Miércoles bola
He encendido una vela que me regaló una buena amiga. La tengo en mi escritorio, pero, como hace tantas semanas que no había pasado por aquí, encontrarla ha sido una provocación: prenderla, perderme en la profundidad de esa llama, recibir el aroma que desprende la cera al caldearse… Un instante de paz que me conecta agradecida con esta buena amiga: sus bonitos ojos, su sonrisa y la voz limpia y cálida con la que siempre me hace llegar sus cosas, su ternura, su saber y su abrazo generoso.
Hoy he sumado un día más de esfuerzo, dolor y fragilidad a este momento de impotencia e incertidumbre que me toca vivir. Aún es miércoles y ya se me ha hecho bola la semana.
Por eso, he intentado con todas mis fuerzas, en este día, escapar de la actualidad y no encontrarme de frente con el triste aniversario del mayor azote que ha sufrido nuestro país en los últimos años.
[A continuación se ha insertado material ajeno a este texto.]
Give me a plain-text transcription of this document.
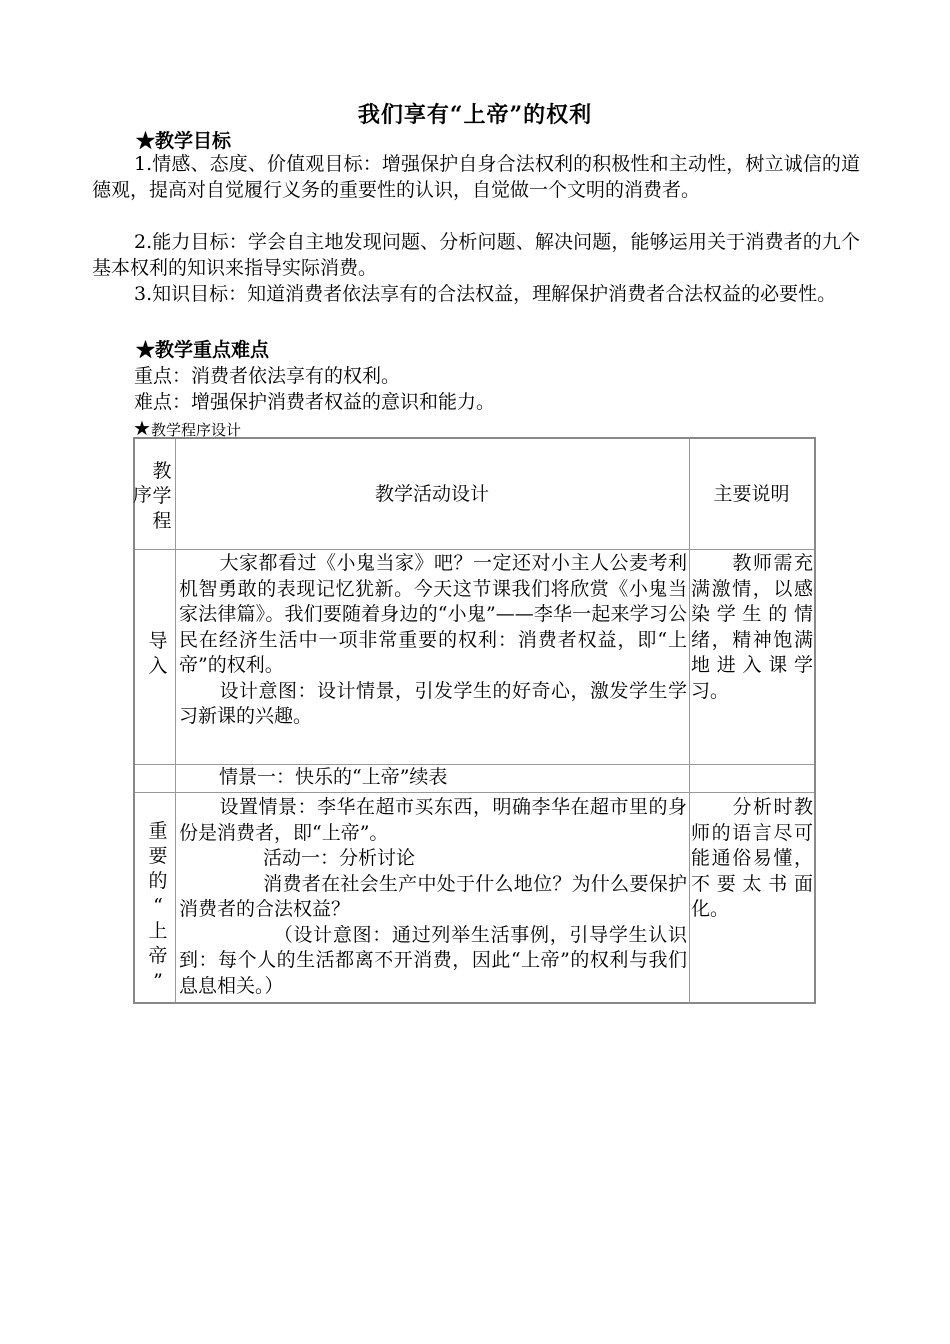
我们享有“上帝”的权利
★教学目标
1.情感、态度、价值观目标：增强保护自身合法权利的积极性和主动性，树立诚信的道德观，提高对自觉履行义务的重要性的认识，自觉做一个文明的消费者。
2.能力目标：学会自主地发现问题、分析问题、解决问题，能够运用关于消费者的九个基本权利的知识来指导实际消费。
3.知识目标：知道消费者依法享有的合法权益，理解保护消费者合法权益的必要性。
★教学重点难点
重点：消费者依法享有的权利。
难点：增强保护消费者权益的意识和能力。
★教学程序设计
教
学
程
序	教学活动设计	主要说明
导
入
大家都看过《小鬼当家》吧？一定还对小主人公麦考利机智勇敢的表现记忆犹新。今天这节课我们将欣赏《小鬼当家法律篇》。我们要随着身边的“小鬼”——李华一起来学习公民在经济生活中一项非常重要的权利：消费者权益，即“上帝”的权利。
设计意图：设计情景，引发学生的好奇心，激发学生学习新课的兴趣。
教师需充满激情，以感染学生的情绪，精神饱满地进入课学习。
情景一：快乐的“上帝”续表
重
要
的
“
上
帝
”
设置情景：李华在超市买东西，明确李华在超市里的身份是消费者，即“上帝”。
活动一：分析讨论
消费者在社会生产中处于什么地位？为什么要保护消费者的合法权益？
（设计意图：通过列举生活事例，引导学生认识到：每个人的生活都离不开消费，因此“上帝”的权利与我们息息相关。）
分析时教师的语言尽可能通俗易懂，不要太书面化。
No tengo energía para gestionar la empatía que me brota con naturalidad cuando contemplo tanto dolor.
Pero se me ha ocurrido poner la tele y ahí estaba. En directo, el homenaje de Estado a las víctimas de la DANA, que terminaba con una emocionante actuación: Adagio, Concierto de Aranjuez, interpretado por componentes de la orquesta de Radio Televisión Española. Así que me he quedado frente a la tele, sintiendo que era una falta de respeto moverme siquiera; sabiendo que no podría evitar hacer ruido al salir, en medio de ese silencio abrumador con el que el rey y la reina recogían con sus abrazos los duelos abiertos y expuestos. Me he quedado y el dolor de las familias me ha agarrado el alma hasta el final del acto.
Pierde pie un mal día ante según qué cosas. Ahora que mi mirada y mi corazón se han teñido de negro, con la tele de nuevo apagada, resuenan en mi cabeza los gritos de las familias: cobarde, rata, asesino, dimisión… Tanteo el latido de mi rodilla, implacable y, echando de menos un abrazo cuerpo a cuerpo que me recoja y me distraiga del dolor, unas lágrimas que asoman por mis ojos reciben el zarpazo de la resistencia: no llores, no llores.
Alguien llama a la puerta de mi habitación. En primer plano, un plato con un delicioso hojaldre untado del merengue más delicioso que he probado en mi vida. Y en segundo, el verdadero regalo: mi niña preciosa que con su tiempo, su arte y sus ganas de soplar sobre mi herida cruda y mi soledad, ha dibujado una sonrisa que se me ha metido hacia dentro con una potencia analgésica para estudiar. Un abrazo grande, el crujir del hojaldre y la medida dulzura del merengue han convertido mi miércoles bola en una proeza: ¡Vamos! Hoy también, puntito para ti.